Une idéologie génocidaire

Yisrael Ariel, le principal rabbin du mouvement du Temple, avait annoncé en 2015 un scénario apocalyptique de la fin des temps.

« [Dieu] et lui seul nous a commandé d’aller de ville en ville et de les conquérir, et d’imposer les sept lois [des Fils de Noé] dans le monde entier », avait dit Ariel.

Et d’ajouter que si les musulmans et les chrétiens « hissent le drapeau de la [reddition] et disent :  »Désormais, il n’y a plus de chrétienté et il n’y a plus d’Islam et les mosquées et les clochers chrétiens seront abattus », il leur sera permis de vivre. » « Sinon », a-t-il mis en garde, « vous tuerez tous les mâles par l’épée. Et vous ne laisserez que les femmes. »

« Nous conquerrons l’Irak, la Turquie [et] nous irons en Iran aussi », a encore proclamé Ariel.

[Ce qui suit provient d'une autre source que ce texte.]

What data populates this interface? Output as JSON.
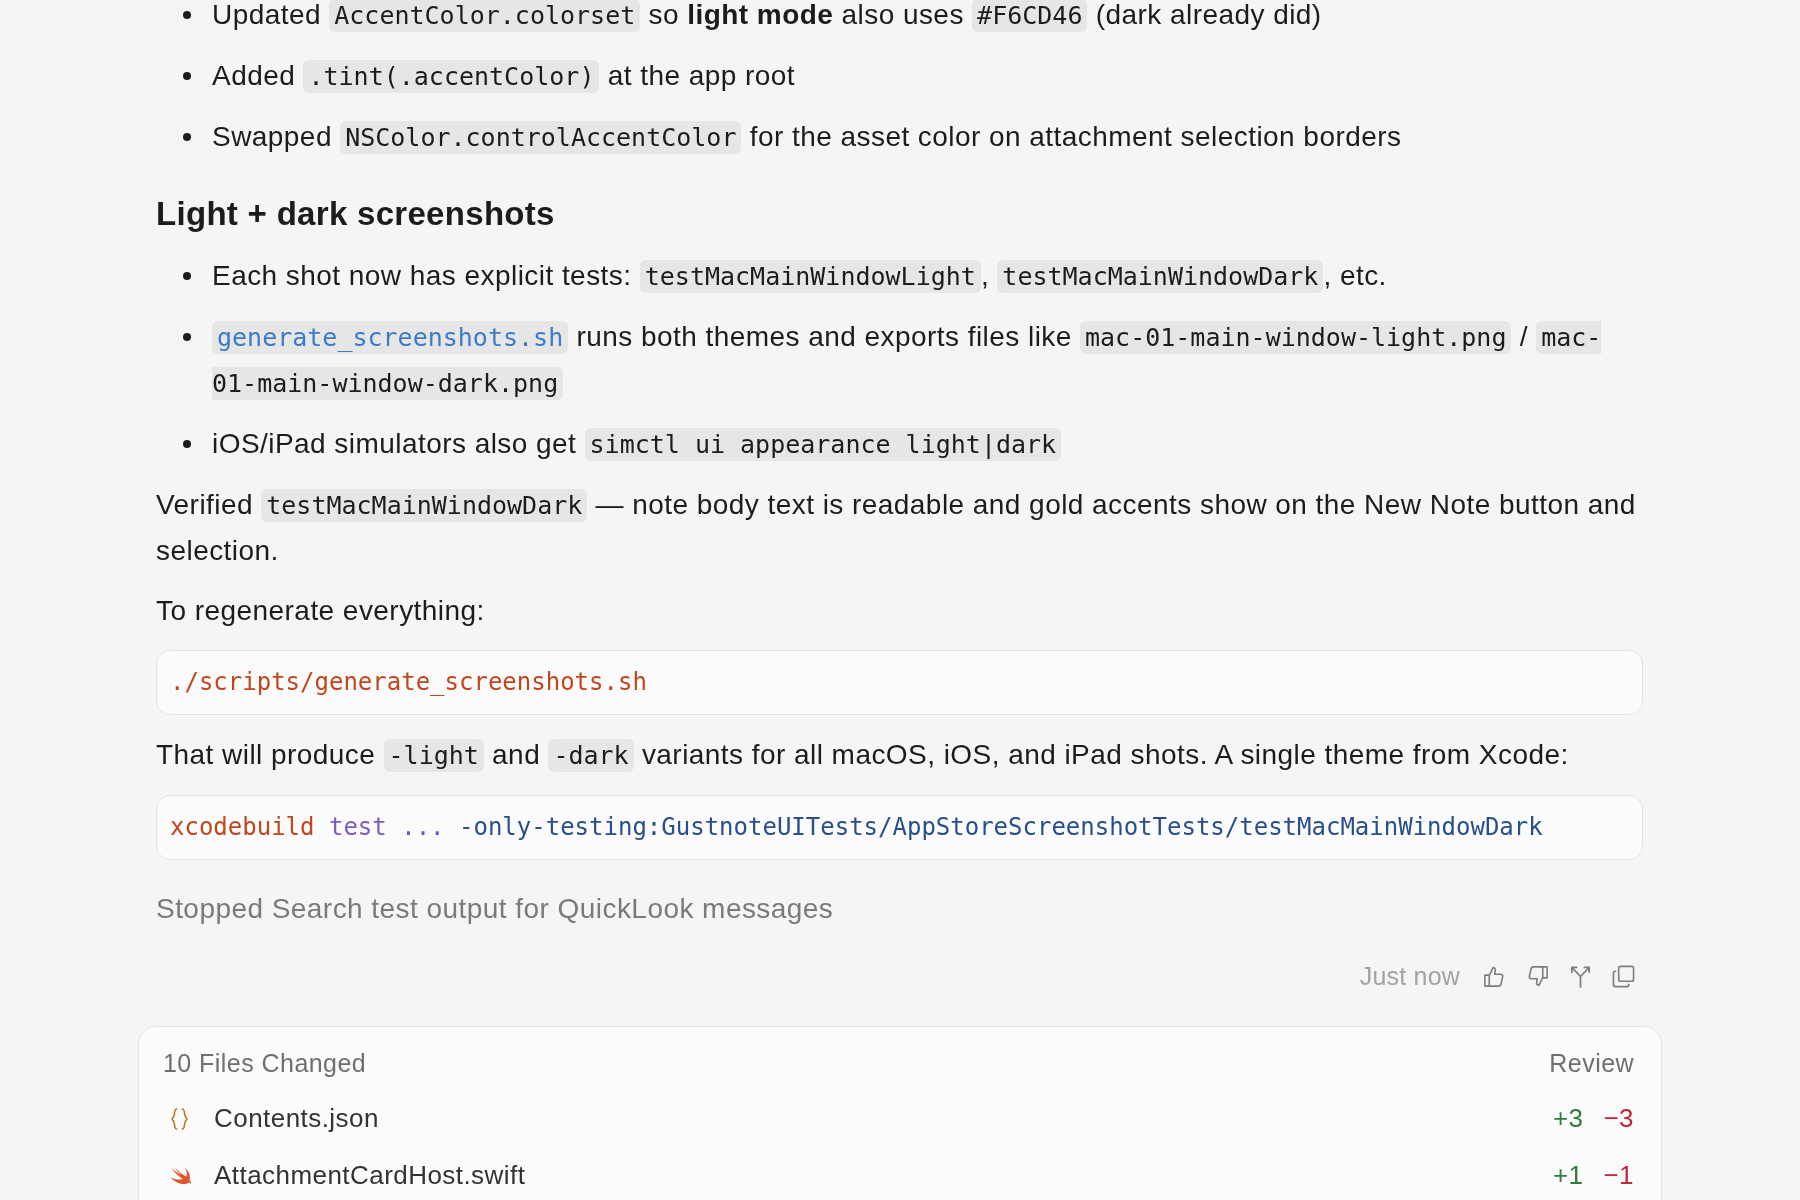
{
  "message": {
    "blocks": [
      {
        "kind": "list",
        "items": [
          {
            "segments": [
              {
                "kind": "text",
                "text": "Updated "
              },
              {
                "kind": "code",
                "text": "AccentColor.colorset"
              },
              {
                "kind": "text",
                "text": " so **light mode** also uses "
              },
              {
                "kind": "code",
                "text": "#F6CD46"
              },
              {
                "kind": "text",
                "text": " (dark already did)"
              }
            ]
          },
          {
            "segments": [
              {
                "kind": "text",
                "text": "Added "
              },
              {
                "kind": "code",
                "text": ".tint(.accentColor)"
              },
              {
                "kind": "text",
                "text": " at the app root"
              }
            ]
          },
          {
            "segments": [
              {
                "kind": "text",
                "text": "Swapped "
              },
              {
                "kind": "code",
                "text": "NSColor.controlAccentColor"
              },
              {
                "kind": "text",
                "text": " for the asset color on attachment selection borders"
              }
            ]
          }
        ]
      },
      {
        "kind": "heading",
        "text": "Light + dark screenshots"
      },
      {
        "kind": "list",
        "items": [
          {
            "segments": [
              {
                "kind": "text",
                "text": "Each shot now has explicit tests: "
              },
              {
                "kind": "code",
                "text": "testMacMainWindowLight"
              },
              {
                "kind": "text",
                "text": ", "
              },
              {
                "kind": "code",
                "text": "testMacMainWindowDark"
              },
              {
                "kind": "text",
                "text": ", etc."
              }
            ]
          },
          {
            "segments": [
              {
                "kind": "link",
                "text": "generate_screenshots.sh"
              },
              {
                "kind": "text",
                "text": " runs both themes and exports files like "
              },
              {
                "kind": "code",
                "text": "mac-01-main-window-light.png"
              },
              {
                "kind": "text",
                "text": " / "
              },
              {
                "kind": "code",
                "text": "mac-01-main-window-dark.png"
              }
            ]
          },
          {
            "segments": [
              {
                "kind": "text",
                "text": "iOS/iPad simulators also get "
              },
              {
                "kind": "code",
                "text": "simctl ui appearance light|dark"
              }
            ]
          }
        ]
      },
      {
        "kind": "paragraph",
        "segments": [
          {
            "kind": "text",
            "text": "Verified "
          },
          {
            "kind": "code",
            "text": "testMacMainWindowDark"
          },
          {
            "kind": "text",
            "text": " — note body text is readable and gold accents show on the New Note button and selection."
          }
        ]
      },
      {
        "kind": "paragraph",
        "segments": [
          {
            "kind": "text",
            "text": "To regenerate everything:"
          }
        ]
      },
      {
        "kind": "code",
        "tokens": [
          {
            "kind": "command",
            "text": "./scripts/generate_screenshots.sh"
          }
        ]
      },
      {
        "kind": "paragraph",
        "segments": [
          {
            "kind": "text",
            "text": "That will produce "
          },
          {
            "kind": "code",
            "text": "-light"
          },
          {
            "kind": "text",
            "text": " and "
          },
          {
            "kind": "code",
            "text": "-dark"
          },
          {
            "kind": "text",
            "text": " variants for all macOS, iOS, and iPad shots. A single theme from Xcode:"
          }
        ]
      },
      {
        "kind": "code",
        "tokens": [
          {
            "kind": "command",
            "text": "xcodebuild "
          },
          {
            "kind": "keyword",
            "text": "test "
          },
          {
            "kind": "operator",
            "text": "... "
          },
          {
            "kind": "option",
            "text": "-only-testing:GustnoteUITests/AppStoreScreenshotTests/testMacMainWindowDark"
          }
        ]
      }
    ],
    "activity": "Stopped Search test output for QuickLook messages",
    "timestamp": "Just now"
  },
  "changed_files": {
    "title": "10 Files Changed",
    "action": "Review",
    "files": [
      {
        "kind": "json",
        "name": "Contents.json",
        "added": "+3",
        "removed": "−3"
      },
      {
        "kind": "swift",
        "name": "AttachmentCardHost.swift",
        "added": "+1",
        "removed": "−1"
      }
    ]
  }
}
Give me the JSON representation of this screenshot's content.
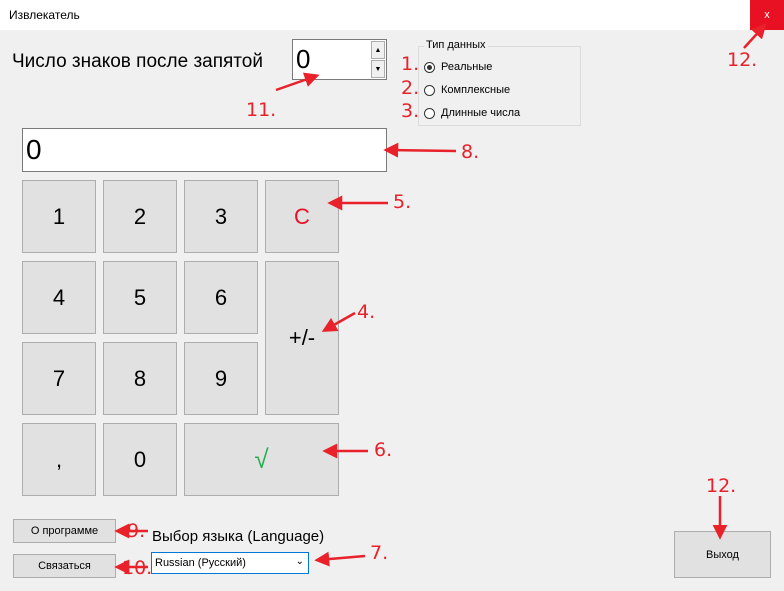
{
  "window": {
    "title": "Извлекатель",
    "close_label": "x"
  },
  "decimals": {
    "label": "Число знаков после запятой",
    "value": "0"
  },
  "data_type": {
    "title": "Тип данных",
    "options": [
      {
        "label": "Реальные",
        "selected": true
      },
      {
        "label": "Комплексные",
        "selected": false
      },
      {
        "label": "Длинные числа",
        "selected": false
      }
    ]
  },
  "display": {
    "value": "0"
  },
  "keypad": {
    "k1": "1",
    "k2": "2",
    "k3": "3",
    "clear": "C",
    "k4": "4",
    "k5": "5",
    "k6": "6",
    "sign": "+/-",
    "k7": "7",
    "k8": "8",
    "k9": "9",
    "comma": ",",
    "k0": "0",
    "sqrt": "√"
  },
  "about_button": "О программе",
  "contact_button": "Связаться",
  "language": {
    "label": "Выбор языка (Language)",
    "selected": "Russian (Русский)"
  },
  "exit_button": "Выход",
  "annotations": {
    "a1": "1.",
    "a2": "2.",
    "a3": "3.",
    "a4": "4.",
    "a5": "5.",
    "a6": "6.",
    "a7": "7.",
    "a8": "8.",
    "a9": "9.",
    "a10": "10.",
    "a11": "11.",
    "a12_top": "12.",
    "a12_bottom": "12."
  },
  "colors": {
    "annotation": "#e8212a",
    "clear_key": "#e81123",
    "sqrt_key": "#22b14c",
    "close_button": "#e81123"
  }
}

Ariel est le fondateur et le dirigeant de l’Institut du Temple, le groupement financé par le gouvernement qui a publié des avant-projets détaillés et une animation informatique de ce à quoi ressemblera le Temple censé être construit sur les ruines d’al-Aqsa. (voir vidéo ci-dessous)

L’Institut du Temple a reçu des fonds du ministère israélien de l’Éducation afin de développer un cours censé instiller une « aspiration au Temple » chez les enfants et ce, dès l’âge où ils vont en crèche. En 2013, le maire de Jérusalem pour Israël, Nir Barkat, avait décerné une distinction à Ariel pour son travail d’organisation.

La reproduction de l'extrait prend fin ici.